During the many years she ministered in the hospitals there were a few times when she sacrificed the work she was doing in order to fill a needed position in the hospital. One example of this was when an Administrator at the Manhattan hospital was fired and she was asked to be the interim-Administrator.  The hospital was going under financially and employee morale was low.  In her usual way she responded to these challenges wholeheartedly and her calm and kind presence brought a sense of well-being to the situation. With her leadership the hospital got out of the red and the employees felt secure in their job.  Sister Frances Cabrini is highly respected by the Manhattan people.

After 20 years of service at St. Mary’s Hospital in Manhattan she was asked to serve as administrator of St. Mary’s Convent, the retirement center for our community in Concordia. Ten years later, St. Mary’s was closed and the Sisters moved to the newly remodeled Stafford Hall at the Motherhouse. Sister Frances Cabrini was asked to serve as coordinator of health-care services at the Motherhouse and in 2004 her position was expanded to include our Sisters residing at Mt. Joseph until her retirement in June 2008.

During the years that I served on the Council and worked closely with Sister Frances Cabrini, I was struck by the gentle and quiet way she went about the care of our Sisters at St. Mary’s, the Motherhouse, and Mt. Joseph.  She was totally self-giving and attentive to God’s presence in the ordinary and extraordinary life experiences of the Sisters in her care. We can’t begin to count the times she was called during the day or in the middle of the night to accompany a Sister to the hospital or to be with a dying Sister. The next day she would be up doing her daily visits with each Sister at Mt. Joseph and Stafford Hall. She brought them their mail, news of the day, and checked to see how they were feeling and if they had any other needs.  She never complained of being tired or over-worked.

In addition to the on-site care Sister Frances Cabrini gave to the Sisters she spent many hours accompanying Sisters to doctor appointments, visits to their families, shopping, and just out for an enjoyable ride to see the autumn leaves, Christmas decorations, or the wheat fields.  She was especially sensitive to Sisters suffering from memory loss.  It was not unusual to see them sitting in her office, taking them for a walk, assuring them that they were in the right place. She gave each one a sense of security and peace.

Her life was not all work and no play.  She thoroughly enjoyed traveling.  In 1990 she and Sister Rose Alma Newell went on a two week American Heritage Tour.

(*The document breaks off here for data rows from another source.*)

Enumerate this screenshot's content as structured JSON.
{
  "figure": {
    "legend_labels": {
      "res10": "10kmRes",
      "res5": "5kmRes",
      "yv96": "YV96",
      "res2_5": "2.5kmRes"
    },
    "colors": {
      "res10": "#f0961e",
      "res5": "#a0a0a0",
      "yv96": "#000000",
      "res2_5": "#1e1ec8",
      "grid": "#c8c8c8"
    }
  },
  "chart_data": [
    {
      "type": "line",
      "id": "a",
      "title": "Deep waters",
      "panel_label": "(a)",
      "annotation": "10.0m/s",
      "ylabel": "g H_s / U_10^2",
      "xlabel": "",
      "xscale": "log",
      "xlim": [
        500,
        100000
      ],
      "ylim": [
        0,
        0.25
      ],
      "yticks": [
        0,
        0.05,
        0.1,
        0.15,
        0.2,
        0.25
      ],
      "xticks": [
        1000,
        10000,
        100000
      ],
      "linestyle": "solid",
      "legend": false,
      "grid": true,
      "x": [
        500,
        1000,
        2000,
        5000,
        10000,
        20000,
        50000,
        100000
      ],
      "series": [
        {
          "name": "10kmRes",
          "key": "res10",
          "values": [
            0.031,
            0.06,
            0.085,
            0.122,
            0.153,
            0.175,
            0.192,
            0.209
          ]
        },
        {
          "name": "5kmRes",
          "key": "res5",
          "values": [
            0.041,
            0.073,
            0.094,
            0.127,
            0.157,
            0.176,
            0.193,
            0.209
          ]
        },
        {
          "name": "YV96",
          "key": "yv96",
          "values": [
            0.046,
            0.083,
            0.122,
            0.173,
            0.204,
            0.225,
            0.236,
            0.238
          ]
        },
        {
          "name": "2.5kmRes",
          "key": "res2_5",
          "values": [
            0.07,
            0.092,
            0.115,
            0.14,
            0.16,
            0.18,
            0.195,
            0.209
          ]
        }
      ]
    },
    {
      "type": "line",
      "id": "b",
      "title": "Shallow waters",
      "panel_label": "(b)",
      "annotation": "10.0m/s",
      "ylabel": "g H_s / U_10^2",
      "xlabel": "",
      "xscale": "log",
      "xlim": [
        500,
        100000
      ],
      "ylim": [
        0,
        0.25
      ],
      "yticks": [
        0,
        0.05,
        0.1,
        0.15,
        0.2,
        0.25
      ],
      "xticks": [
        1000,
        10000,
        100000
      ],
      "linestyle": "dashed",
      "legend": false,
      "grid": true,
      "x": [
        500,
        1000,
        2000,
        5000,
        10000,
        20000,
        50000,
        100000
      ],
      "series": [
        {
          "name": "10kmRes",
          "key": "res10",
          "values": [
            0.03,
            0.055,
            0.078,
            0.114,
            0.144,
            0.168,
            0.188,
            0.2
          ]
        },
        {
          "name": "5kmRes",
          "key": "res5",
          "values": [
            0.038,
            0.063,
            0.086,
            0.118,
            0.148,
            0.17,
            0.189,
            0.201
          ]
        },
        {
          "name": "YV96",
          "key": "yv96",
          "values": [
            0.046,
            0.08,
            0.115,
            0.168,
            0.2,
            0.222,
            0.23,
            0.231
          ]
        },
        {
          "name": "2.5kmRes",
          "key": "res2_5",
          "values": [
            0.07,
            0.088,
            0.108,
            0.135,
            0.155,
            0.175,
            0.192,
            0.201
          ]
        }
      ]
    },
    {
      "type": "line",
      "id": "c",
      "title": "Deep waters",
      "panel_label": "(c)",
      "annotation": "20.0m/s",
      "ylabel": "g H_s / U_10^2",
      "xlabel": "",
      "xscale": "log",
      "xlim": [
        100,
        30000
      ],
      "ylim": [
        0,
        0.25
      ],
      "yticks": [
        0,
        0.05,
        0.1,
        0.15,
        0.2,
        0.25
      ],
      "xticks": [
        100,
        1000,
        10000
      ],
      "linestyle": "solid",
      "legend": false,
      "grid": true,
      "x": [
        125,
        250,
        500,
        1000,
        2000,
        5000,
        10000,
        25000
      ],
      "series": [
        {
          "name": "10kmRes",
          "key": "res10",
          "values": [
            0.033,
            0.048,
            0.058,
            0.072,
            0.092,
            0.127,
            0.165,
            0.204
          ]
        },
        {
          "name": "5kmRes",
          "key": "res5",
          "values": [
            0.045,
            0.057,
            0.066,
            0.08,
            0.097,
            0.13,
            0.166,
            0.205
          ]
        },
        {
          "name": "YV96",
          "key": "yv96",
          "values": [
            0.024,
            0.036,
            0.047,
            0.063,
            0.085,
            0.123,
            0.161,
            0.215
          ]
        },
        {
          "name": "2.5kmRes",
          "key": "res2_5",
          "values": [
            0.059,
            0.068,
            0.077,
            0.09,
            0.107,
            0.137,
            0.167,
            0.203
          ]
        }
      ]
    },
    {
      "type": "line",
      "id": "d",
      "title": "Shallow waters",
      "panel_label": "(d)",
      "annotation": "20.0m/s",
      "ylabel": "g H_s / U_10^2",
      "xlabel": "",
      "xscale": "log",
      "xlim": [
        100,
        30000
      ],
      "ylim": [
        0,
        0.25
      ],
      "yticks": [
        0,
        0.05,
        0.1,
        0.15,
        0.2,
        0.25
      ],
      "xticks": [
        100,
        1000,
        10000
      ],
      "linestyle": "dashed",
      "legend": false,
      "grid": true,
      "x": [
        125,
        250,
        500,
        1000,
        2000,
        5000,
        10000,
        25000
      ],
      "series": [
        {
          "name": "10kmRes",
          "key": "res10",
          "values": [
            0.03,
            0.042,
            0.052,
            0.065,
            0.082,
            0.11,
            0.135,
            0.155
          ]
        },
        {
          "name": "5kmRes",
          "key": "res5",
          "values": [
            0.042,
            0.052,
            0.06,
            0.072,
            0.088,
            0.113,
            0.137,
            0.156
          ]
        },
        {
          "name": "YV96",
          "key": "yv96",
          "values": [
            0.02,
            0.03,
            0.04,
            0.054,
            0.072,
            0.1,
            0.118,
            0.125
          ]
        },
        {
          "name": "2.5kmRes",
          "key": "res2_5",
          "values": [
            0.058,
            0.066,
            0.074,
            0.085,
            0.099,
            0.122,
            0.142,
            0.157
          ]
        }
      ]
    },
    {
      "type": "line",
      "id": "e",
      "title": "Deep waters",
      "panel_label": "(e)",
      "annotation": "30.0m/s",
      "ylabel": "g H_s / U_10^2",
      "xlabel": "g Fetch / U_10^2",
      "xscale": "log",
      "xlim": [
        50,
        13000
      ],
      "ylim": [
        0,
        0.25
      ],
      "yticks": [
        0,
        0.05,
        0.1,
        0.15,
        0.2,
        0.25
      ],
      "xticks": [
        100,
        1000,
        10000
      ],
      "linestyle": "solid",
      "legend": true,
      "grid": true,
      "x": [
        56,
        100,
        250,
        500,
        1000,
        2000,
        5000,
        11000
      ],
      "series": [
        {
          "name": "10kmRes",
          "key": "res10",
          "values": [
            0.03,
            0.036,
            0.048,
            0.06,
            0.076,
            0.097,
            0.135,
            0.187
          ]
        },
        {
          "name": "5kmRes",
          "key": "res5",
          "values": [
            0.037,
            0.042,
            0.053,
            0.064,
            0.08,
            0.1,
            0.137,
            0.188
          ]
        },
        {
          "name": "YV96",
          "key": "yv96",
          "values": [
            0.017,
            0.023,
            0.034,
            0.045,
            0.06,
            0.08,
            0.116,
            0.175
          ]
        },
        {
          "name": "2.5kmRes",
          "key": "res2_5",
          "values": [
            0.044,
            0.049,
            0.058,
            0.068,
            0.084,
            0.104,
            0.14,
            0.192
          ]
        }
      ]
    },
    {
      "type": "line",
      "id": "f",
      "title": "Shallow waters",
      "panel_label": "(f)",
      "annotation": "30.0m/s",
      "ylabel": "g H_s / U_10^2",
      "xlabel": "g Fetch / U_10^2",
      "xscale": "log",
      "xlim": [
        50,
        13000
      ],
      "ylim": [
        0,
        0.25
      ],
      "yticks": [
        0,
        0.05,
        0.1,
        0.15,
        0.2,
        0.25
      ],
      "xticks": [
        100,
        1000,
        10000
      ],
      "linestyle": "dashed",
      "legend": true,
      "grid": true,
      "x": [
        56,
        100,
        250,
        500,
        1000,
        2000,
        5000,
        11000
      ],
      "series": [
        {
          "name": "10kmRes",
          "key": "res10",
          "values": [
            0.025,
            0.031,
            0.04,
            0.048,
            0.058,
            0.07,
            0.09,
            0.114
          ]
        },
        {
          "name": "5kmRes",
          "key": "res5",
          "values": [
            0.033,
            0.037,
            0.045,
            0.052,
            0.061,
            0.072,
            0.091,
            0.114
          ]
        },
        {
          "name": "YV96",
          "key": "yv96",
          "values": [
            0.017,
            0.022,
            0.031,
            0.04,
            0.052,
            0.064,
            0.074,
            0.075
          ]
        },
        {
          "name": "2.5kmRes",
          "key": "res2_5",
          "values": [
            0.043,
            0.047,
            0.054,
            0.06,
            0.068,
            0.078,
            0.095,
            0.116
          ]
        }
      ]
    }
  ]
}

She kept a journal of all the places they visited and she was very interested in learning American History.  Later, she accompanied Sister Myra Joseph to Ireland to visit her family.  It was Sister Myra Joseph’s last trip home.  They stayed with one of her nephews and he took them all around.  Sister Frances Cabrini kept a very detailed journal of their trip.  It was obvious that she enjoyed every minute of it.

Her yearly mission statements reflected her commitment to being available to those in her care and provide spiritual, medical, and nursing care for them as well as, to help create a home-like atmosphere for the Sisters at the Motherhouse and Mt. Joseph. She was also sensitive to our employees. She saw to it that they were respected for their contributions and provided resources for their work. Sister Frances Cabrini knew that to love with the love of God required the will to be attentive and self-giving. These qualities formed and shaped Sister Frances Cabrini’s life in mission.

In 2008 Sister Frances Cabrini visited with the members of the Executive Council and asked to retire after 20 years of service to our retired Sisters at St. Mary’s, the Motherhouse, and Mt. Joseph.  She told us that she was experiencing extreme fatigue and wanted to move to the Motherhouse and rest. During the past three years her health has consistently declined. She died early Sunday morning, September 18, 2011.  May she now be at peace in the fullness of God’s love.